Here are the config bits:

SiteA (service):

<system.serviceModel>
        <serviceHostingEnvironment aspNetCompatibilityEnabled="true" multipleSiteBindingsEnabled="true" />
        <services>
            <service behaviorConfiguration="wcfServiceBehaviour" name="MyService">
                <endpoint address="" binding="wsHttpBinding" contract="IServiceContract" />
                <endpoint address="mex" binding="mexHttpBinding" contract="IMetadataExchange" />
            </service>
        </services>
        <behaviors>
            <serviceBehaviors>
                <behavior name="wcfServiceBehaviour">
                    <serviceMetadata httpGetEnabled="true" />
                    <serviceDebug includeExceptionDetailInFaults="true" />
                </behavior>
            </serviceBehaviors>
        </behaviors>
    </system.serviceModel>

SiteB (client):

<system.serviceModel>
    <client>
      <endpoint address="http://xxxxx/Services/xxService.svc"
                binding="wsHttpBinding"
                contract="IServiceContract" />
    </client>
</system.serviceModel>

Answer 1

If you're using a self hosted site like me, the way to avoid this problem (as described above) is to stipulate on both the host and client side that the wsHttpBinding security mode = NONE.

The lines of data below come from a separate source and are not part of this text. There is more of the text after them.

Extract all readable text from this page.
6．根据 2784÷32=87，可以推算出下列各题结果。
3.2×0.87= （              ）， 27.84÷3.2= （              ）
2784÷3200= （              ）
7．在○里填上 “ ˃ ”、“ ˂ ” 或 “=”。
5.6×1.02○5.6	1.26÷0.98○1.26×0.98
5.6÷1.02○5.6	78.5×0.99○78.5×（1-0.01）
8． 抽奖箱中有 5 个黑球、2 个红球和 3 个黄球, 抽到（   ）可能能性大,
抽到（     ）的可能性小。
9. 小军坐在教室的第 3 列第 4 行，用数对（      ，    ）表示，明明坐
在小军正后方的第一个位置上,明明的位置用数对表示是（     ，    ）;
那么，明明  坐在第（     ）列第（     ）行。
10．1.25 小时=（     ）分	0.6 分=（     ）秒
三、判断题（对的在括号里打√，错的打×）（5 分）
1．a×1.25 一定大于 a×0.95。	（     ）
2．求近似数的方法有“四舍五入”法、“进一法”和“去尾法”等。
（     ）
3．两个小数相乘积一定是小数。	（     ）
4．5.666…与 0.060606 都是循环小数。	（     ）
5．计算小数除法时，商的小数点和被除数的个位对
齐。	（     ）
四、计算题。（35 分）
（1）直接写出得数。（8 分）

When creating the binding, both on the client and the host, you can use this code:

 Dim binding as System.ServiceModel.WSHttpBinding 
 binding= New System.ServiceModel.WSHttpBinding(System.ServiceModel.SecurityMode.None)

or

 System.ServiceModel.WSHttpBinding binding
 binding = new System.ServiceModel.WSHttpBinding(System.ServiceModel.SecurityMode.None);

Answer 2

When SiteB impersonates another user, does your code specify the impersonation level?

My guess is that your are not specifying a high enough level of impersonation. (Delegation is the highest, allowing SiteB to pass the permissions to a different service).

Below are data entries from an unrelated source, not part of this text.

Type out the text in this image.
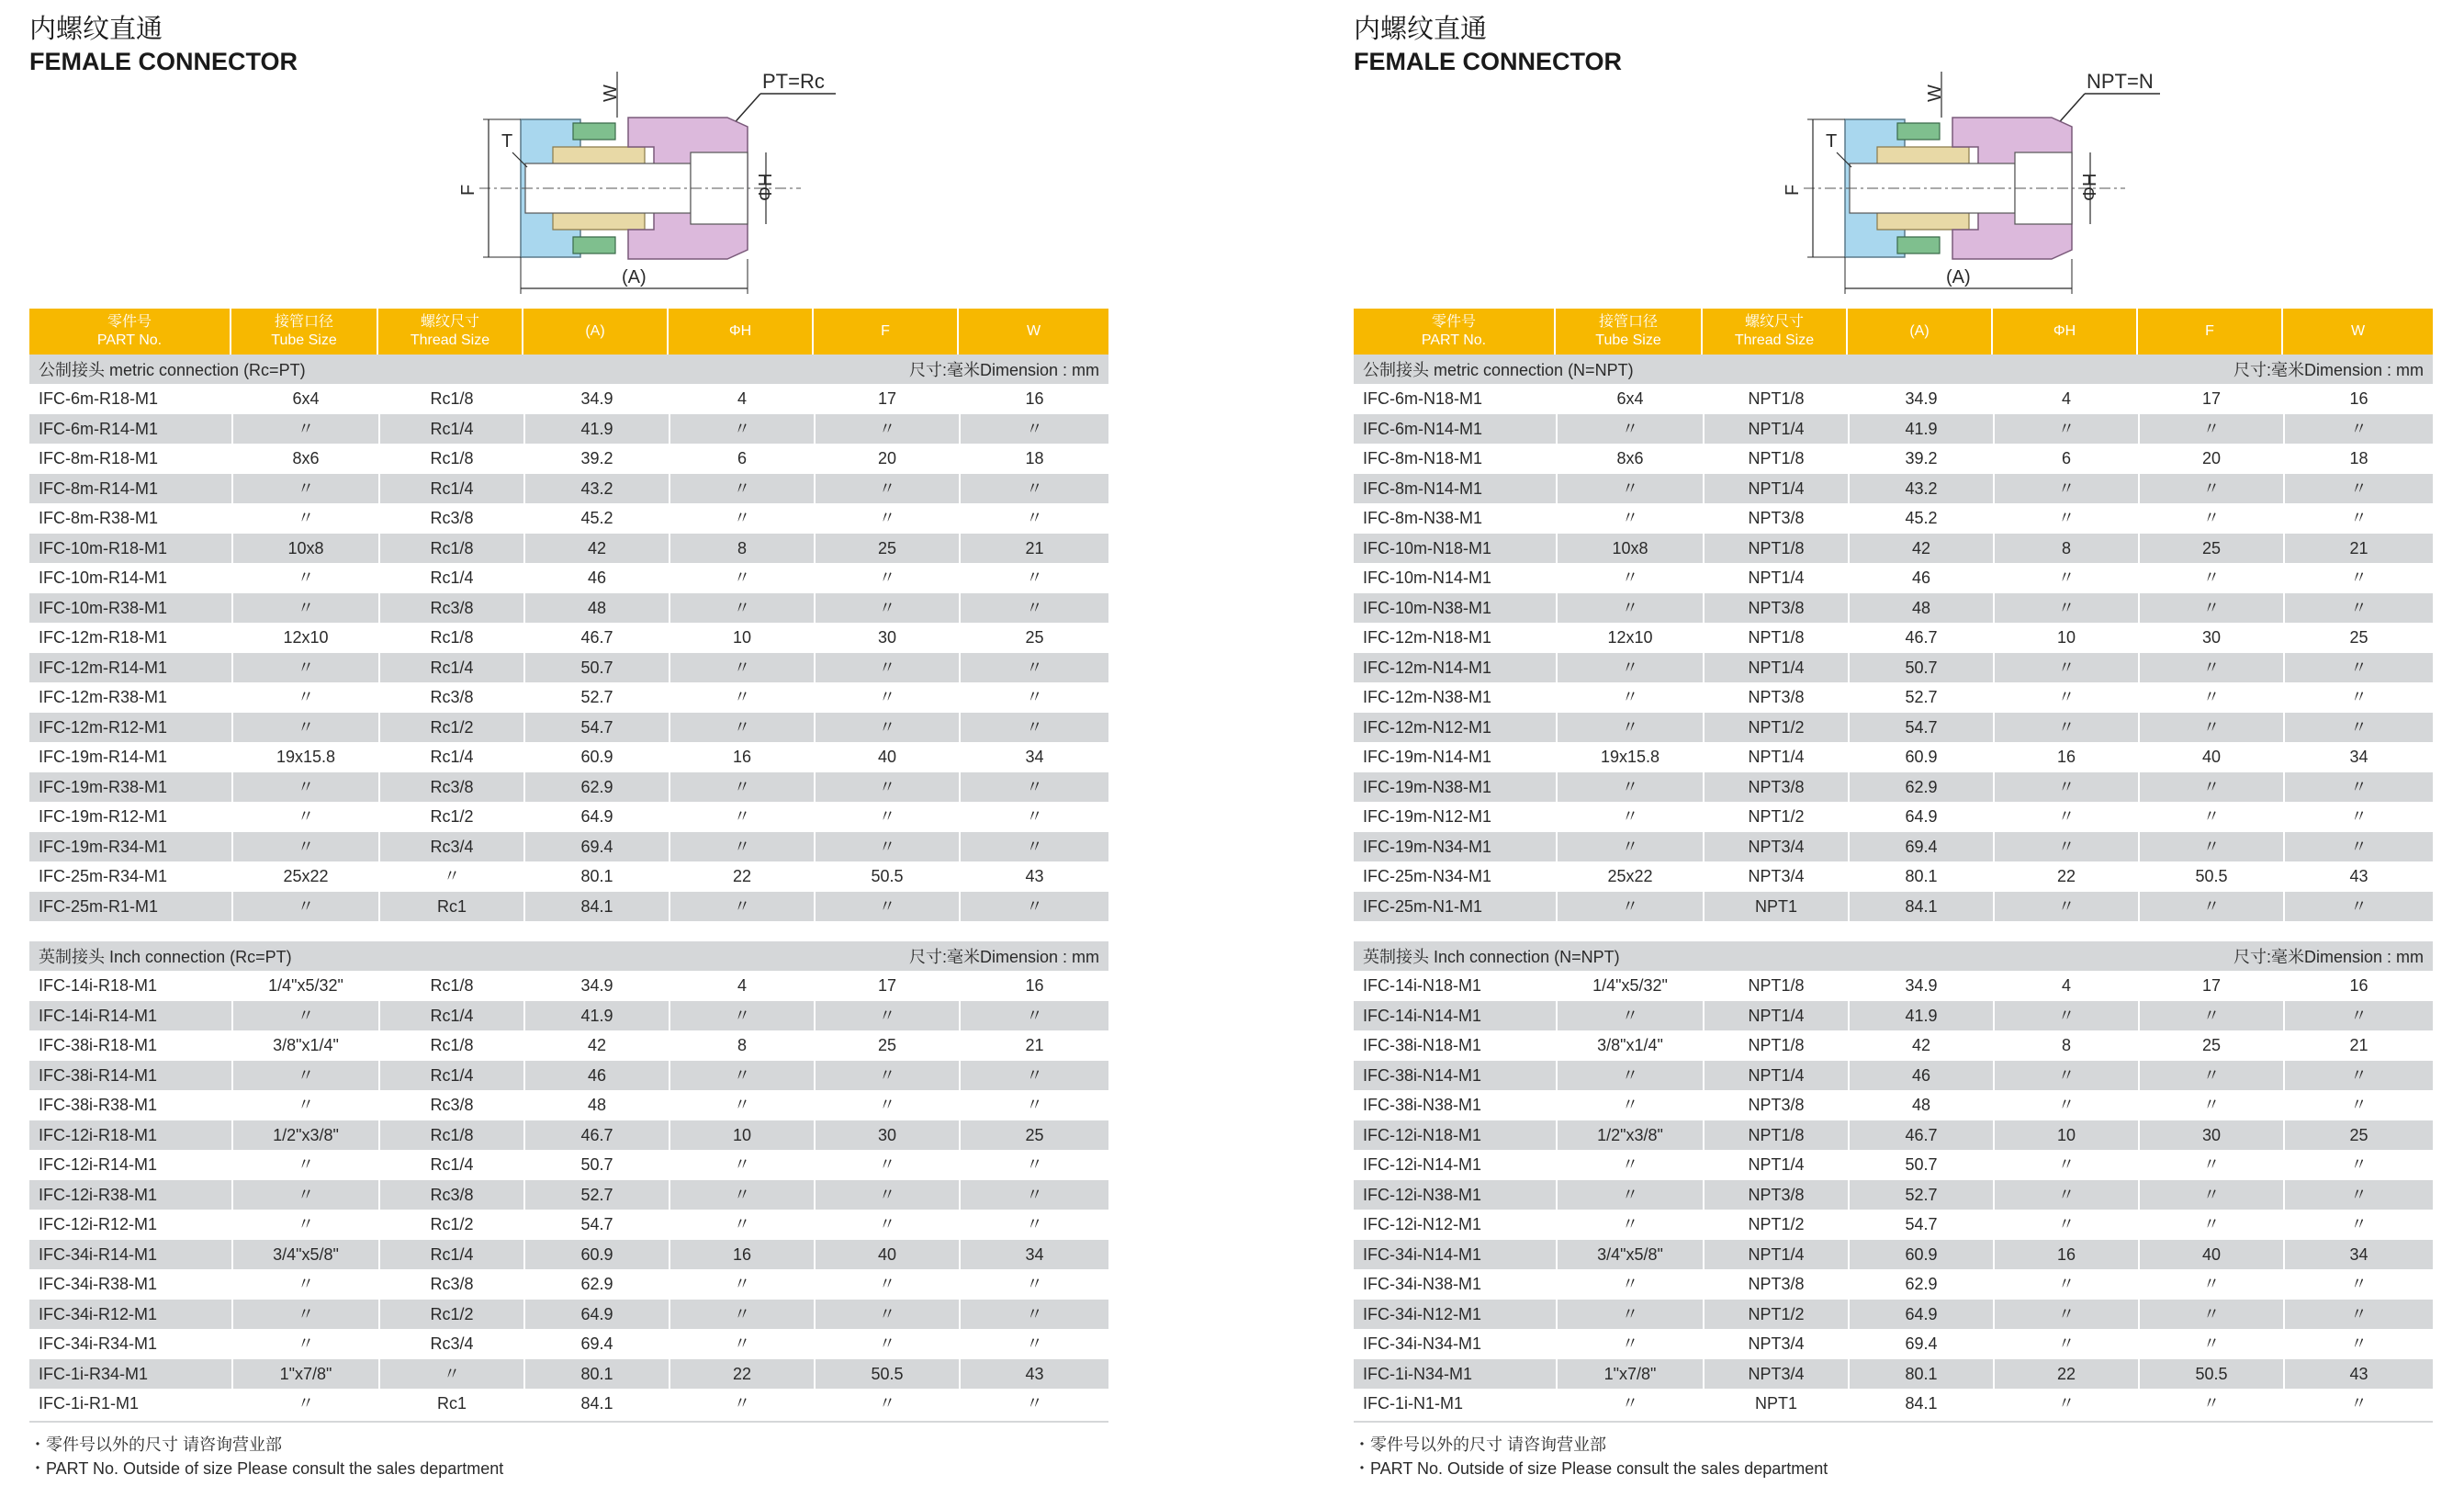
内螺纹直通
FEMALE CONNECTOR
PT=Rc
F
T
W
ΦH
(A)
零件号
PART No.
接管口径
Tube Size
螺纹尺寸
Thread Size
(A)	ΦH	F	W
公制接头 metric connection (Rc=PT)	尺寸:毫米Dimension : mm
IFC-6m-R18-M1	6x4	Rc1/8	34.9	4	17	16
IFC-6m-R14-M1	〃	Rc1/4	41.9	〃	〃	〃
IFC-8m-R18-M1	8x6	Rc1/8	39.2	6	20	18
IFC-8m-R14-M1	〃	Rc1/4	43.2	〃	〃	〃
IFC-8m-R38-M1	〃	Rc3/8	45.2	〃	〃	〃
IFC-10m-R18-M1	10x8	Rc1/8	42	8	25	21
IFC-10m-R14-M1	〃	Rc1/4	46	〃	〃	〃
IFC-10m-R38-M1	〃	Rc3/8	48	〃	〃	〃
IFC-12m-R18-M1	12x10	Rc1/8	46.7	10	30	25
IFC-12m-R14-M1	〃	Rc1/4	50.7	〃	〃	〃
IFC-12m-R38-M1	〃	Rc3/8	52.7	〃	〃	〃
IFC-12m-R12-M1	〃	Rc1/2	54.7	〃	〃	〃
IFC-19m-R14-M1	19x15.8	Rc1/4	60.9	16	40	34
IFC-19m-R38-M1	〃	Rc3/8	62.9	〃	〃	〃
IFC-19m-R12-M1	〃	Rc1/2	64.9	〃	〃	〃
IFC-19m-R34-M1	〃	Rc3/4	69.4	〃	〃	〃
IFC-25m-R34-M1	25x22	〃	80.1	22	50.5	43
IFC-25m-R1-M1	〃	Rc1	84.1	〃	〃	〃
英制接头 Inch connection (Rc=PT)	尺寸:毫米Dimension : mm
IFC-14i-R18-M1	1/4"x5/32"	Rc1/8	34.9	4	17	16
IFC-14i-R14-M1	〃	Rc1/4	41.9	〃	〃	〃
IFC-38i-R18-M1	3/8"x1/4"	Rc1/8	42	8	25	21
IFC-38i-R14-M1	〃	Rc1/4	46	〃	〃	〃
IFC-38i-R38-M1	〃	Rc3/8	48	〃	〃	〃
IFC-12i-R18-M1	1/2"x3/8"	Rc1/8	46.7	10	30	25
IFC-12i-R14-M1	〃	Rc1/4	50.7	〃	〃	〃
IFC-12i-R38-M1	〃	Rc3/8	52.7	〃	〃	〃
IFC-12i-R12-M1	〃	Rc1/2	54.7	〃	〃	〃
IFC-34i-R14-M1	3/4"x5/8"	Rc1/4	60.9	16	40	34
IFC-34i-R38-M1	〃	Rc3/8	62.9	〃	〃	〃
IFC-34i-R12-M1	〃	Rc1/2	64.9	〃	〃	〃
IFC-34i-R34-M1	〃	Rc3/4	69.4	〃	〃	〃
IFC-1i-R34-M1	1"x7/8"	〃	80.1	22	50.5	43
IFC-1i-R1-M1	〃	Rc1	84.1	〃	〃	〃
・零件号以外的尺寸 请咨询营业部
・PART No. Outside of size Please consult the sales department
内螺纹直通
FEMALE CONNECTOR
NPT=N
F
T
W
ΦH
(A)
零件号
PART No.
接管口径
Tube Size
螺纹尺寸
Thread Size
(A)	ΦH	F	W
公制接头 metric connection (N=NPT)	尺寸:毫米Dimension : mm
IFC-6m-N18-M1	6x4	NPT1/8	34.9	4	17	16
IFC-6m-N14-M1	〃	NPT1/4	41.9	〃	〃	〃
IFC-8m-N18-M1	8x6	NPT1/8	39.2	6	20	18
IFC-8m-N14-M1	〃	NPT1/4	43.2	〃	〃	〃
IFC-8m-N38-M1	〃	NPT3/8	45.2	〃	〃	〃
IFC-10m-N18-M1	10x8	NPT1/8	42	8	25	21
IFC-10m-N14-M1	〃	NPT1/4	46	〃	〃	〃
IFC-10m-N38-M1	〃	NPT3/8	48	〃	〃	〃
IFC-12m-N18-M1	12x10	NPT1/8	46.7	10	30	25
IFC-12m-N14-M1	〃	NPT1/4	50.7	〃	〃	〃
IFC-12m-N38-M1	〃	NPT3/8	52.7	〃	〃	〃
IFC-12m-N12-M1	〃	NPT1/2	54.7	〃	〃	〃
IFC-19m-N14-M1	19x15.8	NPT1/4	60.9	16	40	34
IFC-19m-N38-M1	〃	NPT3/8	62.9	〃	〃	〃
IFC-19m-N12-M1	〃	NPT1/2	64.9	〃	〃	〃
IFC-19m-N34-M1	〃	NPT3/4	69.4	〃	〃	〃
IFC-25m-N34-M1	25x22	NPT3/4	80.1	22	50.5	43
IFC-25m-N1-M1	〃	NPT1	84.1	〃	〃	〃
英制接头 Inch connection (N=NPT)	尺寸:毫米Dimension : mm
IFC-14i-N18-M1	1/4"x5/32"	NPT1/8	34.9	4	17	16
IFC-14i-N14-M1	〃	NPT1/4	41.9	〃	〃	〃
IFC-38i-N18-M1	3/8"x1/4"	NPT1/8	42	8	25	21
IFC-38i-N14-M1	〃	NPT1/4	46	〃	〃	〃
IFC-38i-N38-M1	〃	NPT3/8	48	〃	〃	〃
IFC-12i-N18-M1	1/2"x3/8"	NPT1/8	46.7	10	30	25
IFC-12i-N14-M1	〃	NPT1/4	50.7	〃	〃	〃
IFC-12i-N38-M1	〃	NPT3/8	52.7	〃	〃	〃
IFC-12i-N12-M1	〃	NPT1/2	54.7	〃	〃	〃
IFC-34i-N14-M1	3/4"x5/8"	NPT1/4	60.9	16	40	34
IFC-34i-N38-M1	〃	NPT3/8	62.9	〃	〃	〃
IFC-34i-N12-M1	〃	NPT1/2	64.9	〃	〃	〃
IFC-34i-N34-M1	〃	NPT3/4	69.4	〃	〃	〃
IFC-1i-N34-M1	1"x7/8"	NPT3/4	80.1	22	50.5	43
IFC-1i-N1-M1	〃	NPT1	84.1	〃	〃	〃
・零件号以外的尺寸 请咨询营业部
・PART No. Outside of size Please consult the sales department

I suspect that fixing up the SiteB impersonation code will be enough to solve the problem.

If not, try passing the allowable impersonation level to the server:

<system.serviceModel>
    <client>
      <endpoint address="http://xxxxx/Services/xxService.svc"
                binding="wsHttpBinding"
                contract="IServiceContract"
                behaviorConfiguration = "ImpersonationBehavior" />
    </client>
      <behaviors>
          <endpointBehaviors>
               <behavior name="ImpersonationBehavior">
                   <clientCredentials>
                       <windows allowedImpersonationLevel = "Delegation" /> <!-- The highest level -->
                   </clientCredentials>
               </behavior>
          <endpointBehaviors>
       </behaviors>
</system.serviceModel>

Answer 3

You are correct - wsHttpBinding configured in WCF will use Windows Authentication by default.

There is a suggestion here - WCF - changing endpoint address results in securityexception - that the Identity block will not work with Windows Authentication - try removing it.